Andrea @Twins Happen
May 7, 2012Wow. This stuff terrifies me. My boys are only 4 and I pray daily that I will raise them right so that they aren’t bullies or bullied. Thank you for sharing. As much as I don’t want to watch this movie, hopefully, I would be able to gain some insight on the warning signs.
Jennifer Wolfe
May 11, 2012I know how you feel, Andrea. I really think that this movie is powerful, and that being aware of what is going on empowers us to stop it.
Jenn
May 7, 2012This post was fantastic. It’s such a HUGE issue now, and people need to take this bullying seriously! I have drilled it into my son that being mean is NOT an option, that peoples differences are what make them wonderful, etc.
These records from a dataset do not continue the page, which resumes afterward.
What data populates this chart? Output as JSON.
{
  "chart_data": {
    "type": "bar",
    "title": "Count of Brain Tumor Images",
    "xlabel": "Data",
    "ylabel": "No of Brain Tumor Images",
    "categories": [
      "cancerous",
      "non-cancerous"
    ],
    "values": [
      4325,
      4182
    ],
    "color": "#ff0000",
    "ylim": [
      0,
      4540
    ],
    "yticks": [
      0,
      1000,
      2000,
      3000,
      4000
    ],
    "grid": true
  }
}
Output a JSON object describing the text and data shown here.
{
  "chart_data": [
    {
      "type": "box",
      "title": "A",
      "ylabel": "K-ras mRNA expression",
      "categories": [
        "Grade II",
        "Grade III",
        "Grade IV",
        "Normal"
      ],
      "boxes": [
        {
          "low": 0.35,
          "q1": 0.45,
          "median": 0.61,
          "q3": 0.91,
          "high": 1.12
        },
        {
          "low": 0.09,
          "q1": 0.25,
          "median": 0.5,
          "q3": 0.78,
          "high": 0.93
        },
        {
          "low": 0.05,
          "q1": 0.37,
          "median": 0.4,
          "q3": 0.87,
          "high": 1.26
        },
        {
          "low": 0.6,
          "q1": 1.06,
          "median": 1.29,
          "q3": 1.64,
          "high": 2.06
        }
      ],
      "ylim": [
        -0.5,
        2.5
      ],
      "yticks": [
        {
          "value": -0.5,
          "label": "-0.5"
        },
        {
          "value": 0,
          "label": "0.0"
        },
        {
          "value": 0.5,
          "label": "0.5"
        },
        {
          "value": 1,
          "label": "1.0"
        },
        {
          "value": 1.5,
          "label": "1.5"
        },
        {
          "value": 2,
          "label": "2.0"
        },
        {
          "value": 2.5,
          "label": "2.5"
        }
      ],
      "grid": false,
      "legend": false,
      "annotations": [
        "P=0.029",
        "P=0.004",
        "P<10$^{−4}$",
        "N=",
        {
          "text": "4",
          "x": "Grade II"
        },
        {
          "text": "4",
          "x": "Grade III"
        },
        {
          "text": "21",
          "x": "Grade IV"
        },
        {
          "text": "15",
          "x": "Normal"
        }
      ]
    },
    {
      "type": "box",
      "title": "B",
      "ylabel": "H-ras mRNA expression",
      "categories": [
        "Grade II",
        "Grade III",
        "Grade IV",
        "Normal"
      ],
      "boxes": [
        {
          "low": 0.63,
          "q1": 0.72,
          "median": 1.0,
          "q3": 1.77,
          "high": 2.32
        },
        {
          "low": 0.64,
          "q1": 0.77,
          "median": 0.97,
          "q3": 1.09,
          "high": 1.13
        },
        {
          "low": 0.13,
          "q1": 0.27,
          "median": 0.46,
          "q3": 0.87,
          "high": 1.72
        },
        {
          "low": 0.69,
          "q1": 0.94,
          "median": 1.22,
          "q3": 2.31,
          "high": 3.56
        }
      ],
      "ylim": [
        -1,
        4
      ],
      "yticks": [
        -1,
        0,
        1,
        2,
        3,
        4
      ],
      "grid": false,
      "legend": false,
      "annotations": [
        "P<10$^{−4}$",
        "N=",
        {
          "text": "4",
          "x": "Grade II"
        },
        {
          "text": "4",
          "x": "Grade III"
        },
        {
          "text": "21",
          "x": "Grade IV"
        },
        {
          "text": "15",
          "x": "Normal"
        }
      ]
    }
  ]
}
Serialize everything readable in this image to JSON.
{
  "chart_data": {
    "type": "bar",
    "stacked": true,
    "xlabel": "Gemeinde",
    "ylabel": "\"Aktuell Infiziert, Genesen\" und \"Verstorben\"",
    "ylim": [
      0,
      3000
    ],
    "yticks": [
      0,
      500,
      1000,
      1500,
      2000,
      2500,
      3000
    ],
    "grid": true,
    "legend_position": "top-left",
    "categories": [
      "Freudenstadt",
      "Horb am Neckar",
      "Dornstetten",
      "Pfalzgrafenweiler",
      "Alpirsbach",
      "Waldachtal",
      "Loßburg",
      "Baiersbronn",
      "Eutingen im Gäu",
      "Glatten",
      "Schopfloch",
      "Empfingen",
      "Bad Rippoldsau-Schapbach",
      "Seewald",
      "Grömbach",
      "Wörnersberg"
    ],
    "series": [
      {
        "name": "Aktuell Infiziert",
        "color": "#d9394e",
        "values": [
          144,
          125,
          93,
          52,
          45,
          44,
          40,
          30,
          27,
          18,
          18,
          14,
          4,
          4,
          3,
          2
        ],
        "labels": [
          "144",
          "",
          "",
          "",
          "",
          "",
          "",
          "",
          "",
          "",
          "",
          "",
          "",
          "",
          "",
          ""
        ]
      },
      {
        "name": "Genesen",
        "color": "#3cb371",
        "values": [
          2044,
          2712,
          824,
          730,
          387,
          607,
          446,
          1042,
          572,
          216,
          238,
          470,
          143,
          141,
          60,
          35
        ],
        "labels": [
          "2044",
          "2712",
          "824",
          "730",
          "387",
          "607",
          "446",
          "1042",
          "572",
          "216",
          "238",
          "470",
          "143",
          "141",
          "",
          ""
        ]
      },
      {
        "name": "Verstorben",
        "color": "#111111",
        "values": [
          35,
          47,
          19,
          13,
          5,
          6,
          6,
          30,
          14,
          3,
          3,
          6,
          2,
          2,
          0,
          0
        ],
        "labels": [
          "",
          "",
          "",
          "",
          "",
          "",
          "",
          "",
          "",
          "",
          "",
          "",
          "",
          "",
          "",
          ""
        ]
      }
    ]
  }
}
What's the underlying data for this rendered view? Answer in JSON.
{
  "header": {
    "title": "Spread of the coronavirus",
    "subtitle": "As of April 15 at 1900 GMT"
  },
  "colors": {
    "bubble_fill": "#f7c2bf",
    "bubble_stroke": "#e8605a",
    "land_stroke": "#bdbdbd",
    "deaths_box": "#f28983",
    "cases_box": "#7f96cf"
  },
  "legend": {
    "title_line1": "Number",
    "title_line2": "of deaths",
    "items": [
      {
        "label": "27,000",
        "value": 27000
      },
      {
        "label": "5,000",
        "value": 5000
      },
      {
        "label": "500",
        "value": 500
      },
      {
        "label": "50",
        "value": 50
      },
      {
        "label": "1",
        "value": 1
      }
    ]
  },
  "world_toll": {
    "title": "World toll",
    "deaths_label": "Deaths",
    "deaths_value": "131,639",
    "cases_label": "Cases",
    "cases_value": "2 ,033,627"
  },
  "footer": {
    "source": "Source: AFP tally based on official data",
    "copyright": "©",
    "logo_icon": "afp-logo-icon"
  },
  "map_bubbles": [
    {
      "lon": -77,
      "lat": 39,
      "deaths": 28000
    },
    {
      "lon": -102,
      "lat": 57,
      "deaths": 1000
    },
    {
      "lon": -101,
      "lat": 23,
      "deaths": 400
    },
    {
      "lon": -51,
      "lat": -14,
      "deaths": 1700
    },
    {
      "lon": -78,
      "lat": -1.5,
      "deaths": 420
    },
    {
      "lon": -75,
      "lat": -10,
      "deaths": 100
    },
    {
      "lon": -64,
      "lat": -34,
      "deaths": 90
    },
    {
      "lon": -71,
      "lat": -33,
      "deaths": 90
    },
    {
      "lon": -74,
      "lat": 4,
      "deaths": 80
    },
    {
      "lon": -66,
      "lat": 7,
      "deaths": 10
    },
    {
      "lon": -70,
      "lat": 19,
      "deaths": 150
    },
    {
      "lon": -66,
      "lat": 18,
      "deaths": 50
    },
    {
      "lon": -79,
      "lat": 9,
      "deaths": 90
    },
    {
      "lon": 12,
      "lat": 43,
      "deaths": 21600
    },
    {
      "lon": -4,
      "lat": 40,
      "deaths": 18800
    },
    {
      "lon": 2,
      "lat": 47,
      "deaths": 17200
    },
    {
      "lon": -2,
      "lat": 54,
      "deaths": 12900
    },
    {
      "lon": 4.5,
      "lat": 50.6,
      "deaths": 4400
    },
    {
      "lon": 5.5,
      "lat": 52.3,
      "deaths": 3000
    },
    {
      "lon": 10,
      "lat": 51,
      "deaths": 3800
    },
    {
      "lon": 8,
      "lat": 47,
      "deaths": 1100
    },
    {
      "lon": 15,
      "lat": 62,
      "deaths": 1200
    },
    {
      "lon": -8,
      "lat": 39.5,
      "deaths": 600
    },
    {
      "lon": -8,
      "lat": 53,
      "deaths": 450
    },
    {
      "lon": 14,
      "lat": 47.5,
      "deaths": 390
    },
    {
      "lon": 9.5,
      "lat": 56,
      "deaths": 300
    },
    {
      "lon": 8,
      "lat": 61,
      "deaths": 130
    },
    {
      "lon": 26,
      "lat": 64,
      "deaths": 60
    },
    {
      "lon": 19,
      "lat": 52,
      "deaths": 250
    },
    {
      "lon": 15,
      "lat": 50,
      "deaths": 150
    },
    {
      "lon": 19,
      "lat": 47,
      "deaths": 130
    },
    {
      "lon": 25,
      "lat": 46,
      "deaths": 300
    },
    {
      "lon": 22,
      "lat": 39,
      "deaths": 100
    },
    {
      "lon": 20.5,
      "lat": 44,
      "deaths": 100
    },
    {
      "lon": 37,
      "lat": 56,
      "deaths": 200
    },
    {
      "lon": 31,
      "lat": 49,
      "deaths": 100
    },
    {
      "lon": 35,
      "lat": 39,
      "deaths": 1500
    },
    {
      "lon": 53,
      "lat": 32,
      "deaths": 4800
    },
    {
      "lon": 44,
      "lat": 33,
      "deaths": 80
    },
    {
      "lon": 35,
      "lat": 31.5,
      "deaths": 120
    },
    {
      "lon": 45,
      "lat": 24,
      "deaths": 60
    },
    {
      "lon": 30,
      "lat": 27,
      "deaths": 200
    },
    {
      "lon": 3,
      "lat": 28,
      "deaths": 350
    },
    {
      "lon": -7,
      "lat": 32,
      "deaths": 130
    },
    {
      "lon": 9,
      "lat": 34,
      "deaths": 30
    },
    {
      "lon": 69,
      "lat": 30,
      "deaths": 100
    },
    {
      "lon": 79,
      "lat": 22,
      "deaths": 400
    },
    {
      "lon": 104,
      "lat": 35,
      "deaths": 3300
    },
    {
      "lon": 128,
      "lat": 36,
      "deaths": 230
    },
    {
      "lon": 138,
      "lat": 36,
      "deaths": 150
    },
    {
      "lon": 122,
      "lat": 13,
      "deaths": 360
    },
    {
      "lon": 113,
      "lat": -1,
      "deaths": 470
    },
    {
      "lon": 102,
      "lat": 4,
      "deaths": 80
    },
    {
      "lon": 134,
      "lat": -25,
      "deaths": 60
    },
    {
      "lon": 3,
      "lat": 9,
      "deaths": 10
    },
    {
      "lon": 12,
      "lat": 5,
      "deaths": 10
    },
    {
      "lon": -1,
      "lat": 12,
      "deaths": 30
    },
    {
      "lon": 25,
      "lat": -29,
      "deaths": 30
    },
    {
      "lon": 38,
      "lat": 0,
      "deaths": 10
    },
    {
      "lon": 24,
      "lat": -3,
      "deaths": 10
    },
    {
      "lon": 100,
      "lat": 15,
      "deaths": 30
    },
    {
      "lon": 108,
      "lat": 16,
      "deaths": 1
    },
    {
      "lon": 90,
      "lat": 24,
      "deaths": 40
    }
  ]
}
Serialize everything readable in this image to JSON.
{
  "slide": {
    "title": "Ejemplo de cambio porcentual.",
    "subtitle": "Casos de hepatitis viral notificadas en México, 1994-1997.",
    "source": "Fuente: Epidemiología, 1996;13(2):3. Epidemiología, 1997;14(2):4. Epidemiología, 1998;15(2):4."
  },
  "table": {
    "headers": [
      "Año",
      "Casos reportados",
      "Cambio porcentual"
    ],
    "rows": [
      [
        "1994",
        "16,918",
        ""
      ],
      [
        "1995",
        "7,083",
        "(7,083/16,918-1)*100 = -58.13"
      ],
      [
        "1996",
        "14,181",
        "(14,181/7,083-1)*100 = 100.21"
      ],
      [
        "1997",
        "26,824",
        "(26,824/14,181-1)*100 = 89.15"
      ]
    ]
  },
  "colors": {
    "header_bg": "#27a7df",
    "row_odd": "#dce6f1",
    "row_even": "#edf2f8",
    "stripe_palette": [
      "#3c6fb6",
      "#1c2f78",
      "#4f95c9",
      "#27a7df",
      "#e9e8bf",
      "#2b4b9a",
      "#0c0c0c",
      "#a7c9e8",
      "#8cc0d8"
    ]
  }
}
However; there’s a line between that and teaching them to be strong for themselves as well, and that’s difficult, especially when there are so many parents out there who actually model the bullying behavior and/or don’t take the time to teach their children that their behavior is unacceptable. Ugh.
Jenn
http://www.adventuresofhomelife.com
Jennifer Wolfe
May 11, 2012Thank you, Jenn. I agree with you-it really seems that it will take a collective front for parents to ensure that we teach our children that everyone deserves respect, and if we bring our own children up with a sense of self worth, they won’t feel the need to bully others.